Still, it seems to Grothman that you can either be a straight white guy, or you’re everything else. And, well, he doesn’t seem to be a big fan of “everything else.”
In 2015, Grothman was one of 37 co-sponsors of a House resolution that defined marriage as “consisting only of the union of a man and woman.” The resolution prohibited either the Constitution or even states to be required to recognize marriages of “any other union.”
In 2012, Grothman said Kwanzaa is a fake holiday made up by a college professor and the libs. “Irresponsible public school districts such as Green Bay and Madison … try to tell a new generation that Blacks have a separate holiday than Christians.”
Grothman also has a tenuous relationship with Martin Luther King Jr. Day, arguing that public employees should be forced to work on the holiday. In 2018, at an event on the holiday itself, when asked about some of then-President Trump’s controversial comments—like ones about immigrants from African countries—Grothman offered a puzzling retort. “The past president brought Al Sharpton into the White House something like 80 times,” he told the college crowd. “That was kind of stunning to me, but nobody ever made a big ruckus out of it.”

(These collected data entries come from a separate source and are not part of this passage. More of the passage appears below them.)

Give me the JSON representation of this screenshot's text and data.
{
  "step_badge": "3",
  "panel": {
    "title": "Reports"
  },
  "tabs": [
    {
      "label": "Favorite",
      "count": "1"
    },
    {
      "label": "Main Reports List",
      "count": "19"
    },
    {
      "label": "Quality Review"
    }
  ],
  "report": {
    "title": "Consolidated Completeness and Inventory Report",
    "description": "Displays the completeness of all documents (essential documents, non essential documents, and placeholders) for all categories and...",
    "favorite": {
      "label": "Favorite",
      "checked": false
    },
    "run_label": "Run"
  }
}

The derangement goes beyond people’s social lives, into their economic ones.
In 2014, Grothman, then a state Senator, expressed disdain for a Wisconsin law that mandated businesses provide workers with “at least one period consisting of 24 consecutive hours of rest in each calendar week.”
“Right now in Wisconsin, you’re not supposed to work seven days in a row, which is a little ridiculous because all sorts of people want to work seven days a week,” he told HuffPost.
After he voted to repeal Wisconsin’s equal-pay protection law, Grothman said the wage gap wasn’t about workplace discrimination. “You could argue that money is more important for men. I think a guy in their first job, maybe because they expect to be a breadwinner someday, may be a little more money-conscious,” he told The Daily Beast.
Calling for restrictions on food stamps (sound familiar?), Grothman has also encouraged citizens to spy on food stamp recipients’ shopping carts, lest any person be lying about their need for help to buy groceries. He has previously written that some recipients do not look “genuinely poor” enough to be obtaining such benefits.